McCracken inspected the piece of paper Evira had handed him from her hospital bed. “Just an address in Paris. This is where I’m supposed to find my son?”

“You’ll find the answers.”

Blaine eyed her quizzically. “There’s something you’re not telling me. I’ll accept that, but God help you if it’s something I won’t like when I get there.”

Evira smiled in spite of herself. “After all this you still sound like my enemy.”

“Friends and enemies are transitory for the most part. I’ve learned to accept that, too, over the years. I saved your life in Tehran, but you can be damn well sure the life of my son was the only reason.”

Her gaze was distant. “I couldn’t understand what you were feeling, the strength of the obsession.”

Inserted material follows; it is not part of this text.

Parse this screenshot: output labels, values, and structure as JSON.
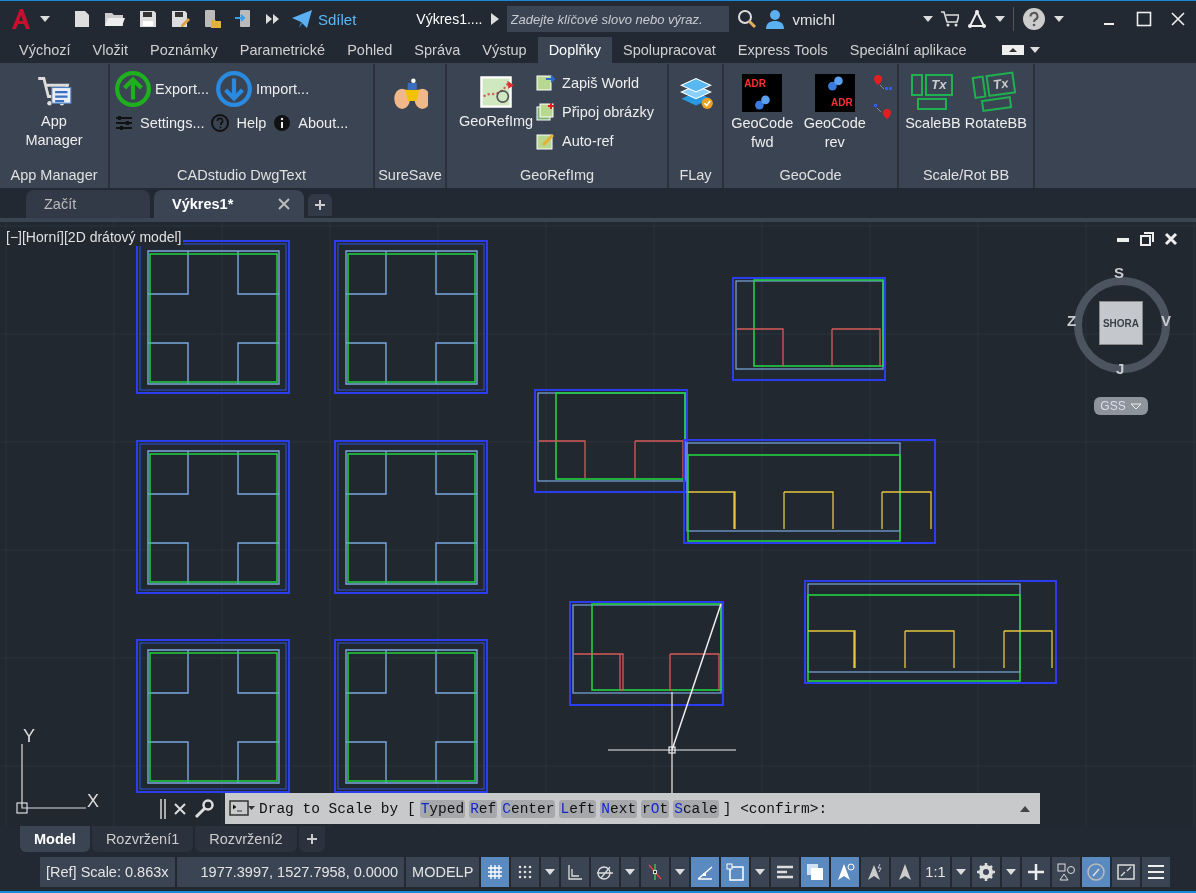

“Spoken in the past tense because something’s changed you. That Iranian urchin we brought with us from the barricade no doubt.”

“You took care of him once we reached Israel?”

“He’s in a state-supported children’s home … waiting for you to get well enough to pick him up.”

Evira’s face almost brightened. “It’s strange, but at first I thought it was gratitude. After all, he did save my life. Then I saw it was something much more. He needed me, and realizing that made me need him.”

“Ah, so now we come to the crux of the issue. You and I live in a world where we can’t get close, can’t reach out, can’t touch. So when those moments come when we’re forced to, when we’re
allowed
to, we prove ourselves to be as inept in the normal world as normal people would be in ours. It makes us vulnerable, not to others so much as ourselves.”